Any tool used for assessment of the safety of a retirement portfolio that does not take valuation levels at the start of retirement into account is fundamentally flawed. This factor always affects the result. A tool that does not take it into account cannot produce the correct result. That sort of study has not taken into account all the inputs that matter. Without taking into account all the inputs, it is not reasonable to expect the analysis to produce the correct output.
How exactly do you propose to take valuations into account? I don't see anything quantitative here, and I don't see how to get anything quantitative. The most suggestive plot in this regard is the PE10 vs SWR plot that BenSolar linked to on another thread.
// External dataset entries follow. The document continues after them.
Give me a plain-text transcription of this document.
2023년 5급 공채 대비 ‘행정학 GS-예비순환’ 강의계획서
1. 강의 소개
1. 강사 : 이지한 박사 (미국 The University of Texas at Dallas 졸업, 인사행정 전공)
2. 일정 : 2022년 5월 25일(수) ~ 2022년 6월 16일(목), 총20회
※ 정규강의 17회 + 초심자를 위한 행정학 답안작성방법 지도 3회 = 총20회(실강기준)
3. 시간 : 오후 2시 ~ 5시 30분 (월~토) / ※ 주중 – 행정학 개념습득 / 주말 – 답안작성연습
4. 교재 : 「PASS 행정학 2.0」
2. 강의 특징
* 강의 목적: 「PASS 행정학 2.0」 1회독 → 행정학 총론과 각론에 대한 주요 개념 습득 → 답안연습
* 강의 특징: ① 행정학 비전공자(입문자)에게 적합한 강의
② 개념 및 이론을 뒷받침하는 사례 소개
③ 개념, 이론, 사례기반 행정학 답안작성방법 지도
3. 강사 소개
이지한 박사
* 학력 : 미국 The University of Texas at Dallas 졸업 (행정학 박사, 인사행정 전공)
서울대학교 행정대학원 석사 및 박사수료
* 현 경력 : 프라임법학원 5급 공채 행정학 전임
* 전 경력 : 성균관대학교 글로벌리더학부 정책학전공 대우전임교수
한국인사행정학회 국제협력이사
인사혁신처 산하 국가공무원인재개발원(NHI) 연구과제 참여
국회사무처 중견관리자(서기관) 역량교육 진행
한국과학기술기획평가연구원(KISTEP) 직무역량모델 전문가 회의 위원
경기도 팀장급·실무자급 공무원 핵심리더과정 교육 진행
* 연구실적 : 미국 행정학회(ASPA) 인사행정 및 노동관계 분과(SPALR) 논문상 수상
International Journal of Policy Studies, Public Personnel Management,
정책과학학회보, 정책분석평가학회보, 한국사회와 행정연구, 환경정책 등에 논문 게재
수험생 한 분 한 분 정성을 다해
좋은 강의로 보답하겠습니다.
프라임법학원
But even that doesn't seem to lend itself to any hard and fast rule, and it is not clear how to extrapolate it out to the extremes of the 2000 bubble peak. I could imagine reasonable functional fits to the data which would give anywhere from 4% down to 0% SWRs out there, but these would all involve purely empirical functions, nothing with any theoretical basis behind them, so there's no way to choose among them. Not to mention statistical confidence problems. (I might play with such fits for fun if I get a chance, but wouldn't believe anything that came out.)
I guess it makes sense to say, as a rule of thumb, that it may be wise to tweak down the withdrawal rate when starting from high valuations, but I just don't see how to quantify this into anything really useful.
Of course I also believe Gummy is right that the whole SWR idea based on absolute fixed withdrawals is only really useful for guessing how big a pot one might have to accumulate in advance. As an actual withdrawal strategy, it is too rigid and fails in very unforgiving ways.